Forensic Accounting

Across market segments, decision-makers are looking for more holistic ways to study and mitigate issuer risk.  Mainstream investment managers and insurers increasingly recognize that ESG and accounting-related risk metrics represent important – if not the most urgently needed – additions to the arsenal of any decision-maker mindful of the frequency and complex causes of adverse events stemming from variables typically overlooked in classical economic theories and approaches to risk modeling.
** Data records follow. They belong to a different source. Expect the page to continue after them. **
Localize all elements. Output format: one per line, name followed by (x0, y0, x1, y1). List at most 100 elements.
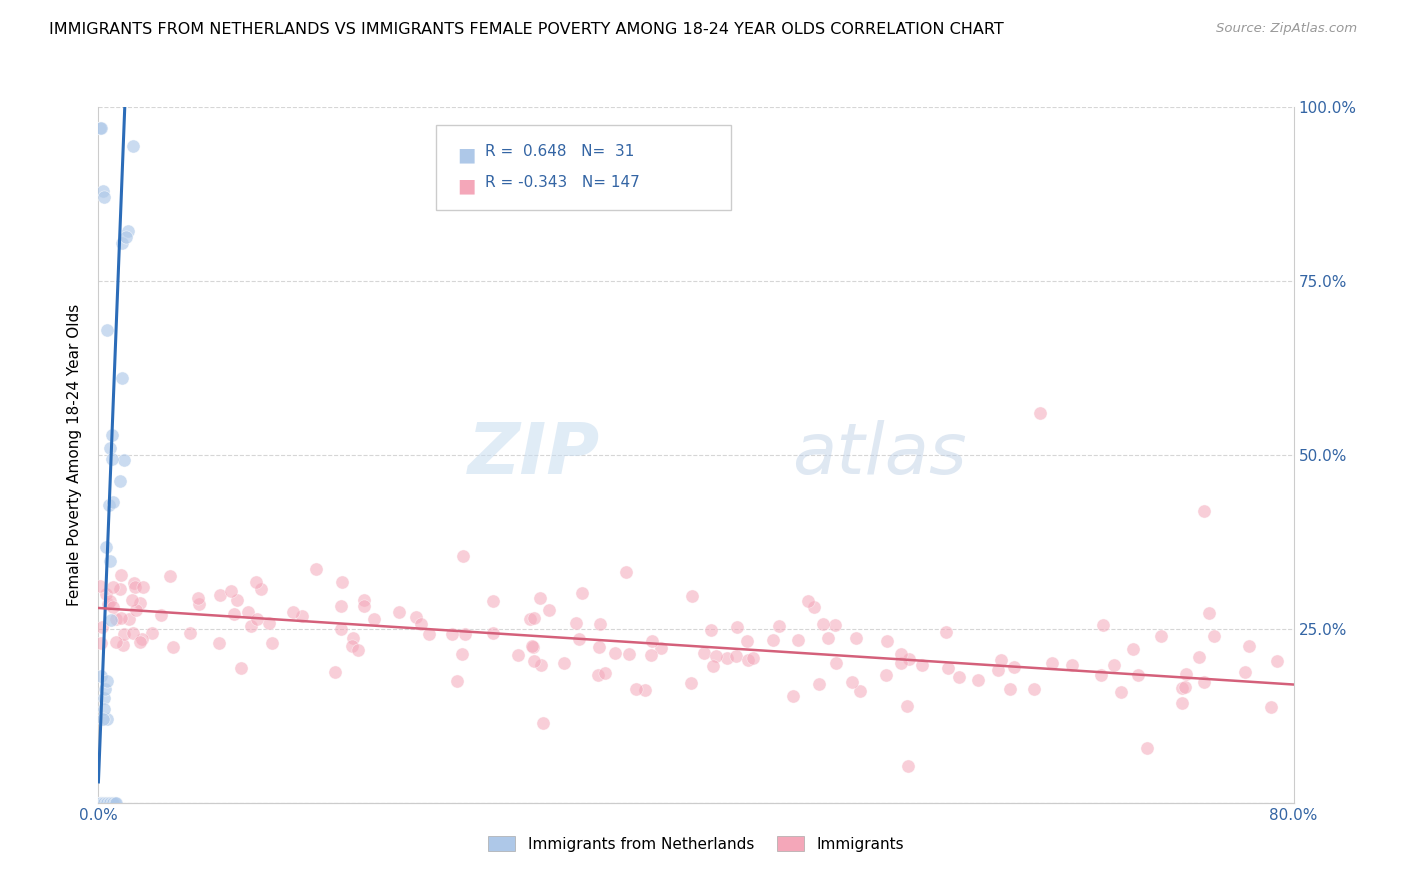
Point (240, 618, 263, 632)
Point (716, 651, 738, 665)
Point (101, 796, 124, 810)
Point (1260, 700, 1282, 714)
Point (103, 796, 125, 810)
Point (141, 626, 163, 640)
Point (725, 649, 748, 664)
Point (89, 579, 111, 593)
Point (329, 599, 352, 614)
Point (876, 633, 898, 648)
Point (537, 603, 560, 617)
Point (990, 652, 1012, 666)
Point (616, 565, 638, 579)
Point (96, 712, 118, 726)
Point (231, 661, 253, 675)
Point (768, 619, 790, 633)
Point (418, 626, 440, 640)
Point (530, 657, 553, 672)
Point (588, 640, 610, 654)
Point (1040, 656, 1063, 670)
Point (93, 190, 115, 204)
Point (97, 597, 120, 611)
Point (1150, 629, 1173, 643)
Point (208, 636, 231, 650)
Point (101, 495, 124, 509)
Point (1174, 666, 1197, 681)
Point (124, 88, 146, 103)
Point (91, 620, 114, 634)
Point (966, 673, 988, 688)
Point (1171, 696, 1194, 710)
Point (238, 605, 260, 619)
Point (105, 635, 128, 649)
Point (807, 677, 830, 691)
Point (482, 594, 505, 608)
Point (353, 593, 375, 607)
Point (825, 656, 848, 670)
Point (340, 639, 363, 653)
Point (124, 602, 146, 616)
Point (741, 650, 763, 665)
Point (101, 452, 124, 467)
Point (704, 648, 727, 663)
Point (523, 611, 546, 625)
Point (935, 624, 957, 639)
Point (1198, 606, 1220, 620)
Point (890, 656, 912, 670)
Point (121, 593, 143, 607)
Point (187, 591, 209, 605)
Point (897, 652, 920, 666)
Point (762, 633, 785, 648)
Point (641, 634, 664, 648)
Point (281, 605, 304, 619)
Point (100, 613, 122, 627)
Point (132, 580, 155, 594)
Point (93, 701, 115, 715)
Point (1192, 503, 1215, 517)
Point (98, 498, 121, 512)
Point (246, 611, 269, 625)
Point (679, 676, 702, 690)
Point (90, 120, 112, 135)
Point (291, 609, 314, 624)
Point (149, 608, 172, 623)
Point (115, 230, 138, 244)
Point (1204, 629, 1226, 643)
Point (640, 648, 662, 662)
Point (245, 575, 267, 590)
Point (603, 646, 626, 660)
Point (1237, 639, 1260, 653)
Point (98, 594, 122, 608)
Point (93, 796, 115, 810)
Point (97, 796, 120, 810)
Point (811, 617, 834, 632)
Point (405, 610, 427, 624)
Point (725, 620, 748, 634)
Point (624, 681, 647, 696)
Point (91, 796, 114, 810)
Point (451, 647, 474, 661)
Point (112, 638, 135, 652)
Point (1233, 665, 1256, 679)
Point (94, 587, 117, 601)
Point (89, 120, 111, 135)
Point (1122, 642, 1144, 657)
Point (112, 626, 135, 640)
Point (323, 665, 346, 680)
Point (1004, 660, 1026, 674)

Considered in aggregate, this research reinforces the following points:

  • The basic character of global capital markets has changed dramatically.  Volatility has increased as has the frequency of anomalous events that defy the predictive power of classical economic theories, including Modern Portfolio Theory (MPT) and the Efficient Market Hypothesis.
  • The theoretical underpinnings of modern finance need to expand.  By now, it is evident that much of the value destruction over the past decade resulted from operational and financial variables inadequately reflected in prevailing approaches to risk modeling and investing.
  • Investment managers and insurers can significantly reduce their exposure to unanticipated and mispriced risks by incorporating governance, ESG, forensic accounting and other non-traditional risk metrics into stock screening and selection, portfolio risk assessment and, for active managers, day-to-day dialog with portfolio companies.